← Back to context

Comment by CSMastermind

6 days ago

This is almost certainly what they're doing and rebranding the original o3 model as "o3-pro"

Nope, not what we’re doing.

o3 is still o3 (no nerfing) and o3-pro is new and better than o3.

If we were lying about this, it would be really easy to catch us - just run evals.

(I work at OpenAI.)

  • Anecdotal, but about a week ago I noticed a sharp drop in o3 performance. For many tasks I will compare Gemini 2.5 Pro with o3, running the same prompt in both. Generally for my personal use o3 and G2.5P have been neck-and neck over the last months, with responses I have been very happy with.

    However starting from a week ago, the o3 responses became noticeably worse, with G2.5P staying about the same (in terms of what I've come to expect from the two models).

    This alongside the news that you guys have decreased the price of o3 by 80% does really make it feel like you've quantized the model or knee-capped thinking or something. If you say it is wholly unchanged I'll believe you, but not sure how else to explain the (admittedly subjective) performance drop I've experienced.

  • Unrelated: Can you all come up with a better naming scheme for your models? I feel like this is a huge UX miss.

    o4-mini-high o4-mini o3 o3-pro gpt-4o

    Oy.

  • Is it o3 (low), o3 (medium) or o3 (high)? Different model names have crept into the various benchmarks over the last few months.

    • o3 is a model, and reasoning effort (high/medium/low) is a parameter that goes into the model.

      o3 pro is a different thing - it’s not just o3 with maximum remaining effort.

      8 replies →

  • Just because you work at openAI doesn't mean you know everything about openAI especially as strategic as nerfing models to save costs

  • Not quantized?

    • Not quantized. Weights are the same.

      If we did change the model, we'd release it as a new model with a new name in the API (e.g., o3-turbo-2025-06-10). It would be very annoying to API customers if we ever silently changed models, so we never do this [1].

      [1] `chatgpt-4o-latest` being an explicit exception

      25 replies →

  • I think the parent-parent poster has explained why we can't trust you (and work on OpenAI doesn't help they way you think it does).

    I didn't read the ToS, like everyone else, but my guess is that degrading model performance at peak times will be one of the things that can slip through. We are not suggesting you are running a different model but that you are quantizing it so that you can support more people.

    This can't happen with Open weight models where you put the model, allocate the memory and run the thing.
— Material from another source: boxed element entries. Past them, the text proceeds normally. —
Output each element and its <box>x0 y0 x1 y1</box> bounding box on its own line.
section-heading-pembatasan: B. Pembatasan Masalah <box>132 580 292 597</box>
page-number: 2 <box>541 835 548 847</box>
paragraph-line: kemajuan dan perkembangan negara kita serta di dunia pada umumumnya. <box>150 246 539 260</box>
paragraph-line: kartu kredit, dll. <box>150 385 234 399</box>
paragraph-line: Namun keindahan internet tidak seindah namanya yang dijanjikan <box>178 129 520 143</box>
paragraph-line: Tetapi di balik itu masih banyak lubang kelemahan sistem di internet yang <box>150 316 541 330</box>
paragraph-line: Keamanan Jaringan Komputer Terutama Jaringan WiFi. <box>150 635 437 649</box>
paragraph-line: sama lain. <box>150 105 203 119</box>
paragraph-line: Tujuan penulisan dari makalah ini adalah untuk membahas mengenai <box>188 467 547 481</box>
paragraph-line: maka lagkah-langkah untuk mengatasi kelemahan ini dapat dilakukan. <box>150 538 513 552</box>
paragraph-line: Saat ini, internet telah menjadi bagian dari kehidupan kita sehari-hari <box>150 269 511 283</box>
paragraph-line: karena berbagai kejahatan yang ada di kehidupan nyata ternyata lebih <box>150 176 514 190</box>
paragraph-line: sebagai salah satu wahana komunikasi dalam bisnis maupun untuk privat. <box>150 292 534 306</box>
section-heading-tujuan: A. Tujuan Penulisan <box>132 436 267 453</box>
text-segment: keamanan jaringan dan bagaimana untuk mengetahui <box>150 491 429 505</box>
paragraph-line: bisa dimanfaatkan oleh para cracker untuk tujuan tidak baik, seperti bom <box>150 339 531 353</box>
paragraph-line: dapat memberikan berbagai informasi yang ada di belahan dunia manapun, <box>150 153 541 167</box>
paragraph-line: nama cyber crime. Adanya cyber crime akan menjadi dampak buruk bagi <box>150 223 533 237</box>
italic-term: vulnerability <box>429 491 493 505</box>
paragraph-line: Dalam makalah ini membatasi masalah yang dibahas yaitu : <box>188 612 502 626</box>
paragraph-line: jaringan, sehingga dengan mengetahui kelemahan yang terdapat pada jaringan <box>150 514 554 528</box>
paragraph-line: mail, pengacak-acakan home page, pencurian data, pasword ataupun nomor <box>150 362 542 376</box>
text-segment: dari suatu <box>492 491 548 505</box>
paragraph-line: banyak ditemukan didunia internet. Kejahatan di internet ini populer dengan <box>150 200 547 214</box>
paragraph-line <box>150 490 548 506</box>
With OpenAI/Claude, we don't know the model running, how large it is, what it is running on, etc... None of that is provided and there is only one reason that I can think of: to be able to reduce resources unnoticed.

    • An (arbitrarily) quantized model is a totally different model, compared to the original.

    • I'm not totally sure how you at this point in your online presence associate someone stating their job as a "brag" and not what it really is, providing transparency/disclosure before stating their thoughts.

      This is HN and not reddit.

      "I didn't read the ToS, like everyone else, but my guess..."

      Ah, there it is.

Where are you getting this information? What basis do you have for making this claim? OpenAI, despite its public drama, is still a massive brand and if this were exposed, would tank the company's reputation. I think making baseless claims like this is dangerous for HN

  • I think Gell-Mann amnesia happens here too, where you can see how wrong HN comments are on a topic you know deeply, but then forget about that when reading the comments on another topic.

> rebranding the original o3 model as "o3-pro"

interesting take, I wouldn't be surprised if they did that.

-pro models appear to be a best-of-10 sampling of the original full size model

  • how do you sample it behind the scenes? usually best of X means you generate X outputs and you choose best result.

    if you could do this automatically, it would be game changer as you could run top 5 best models in parallel and select best answer every time

    but it's not practical because you are the bottleneck as you have to read all 5 solutions and compare them

    • > if you could do this automatically, it would be game changer as you could run top 5 best models in parallel and select best answer every time

      remember they have access to the RLHF reward model, against which they can evaluate all N outputs and have the most "rewarded" answer picked and sent

    • I believe it is a majority vote kinda thing, rather than a best single result.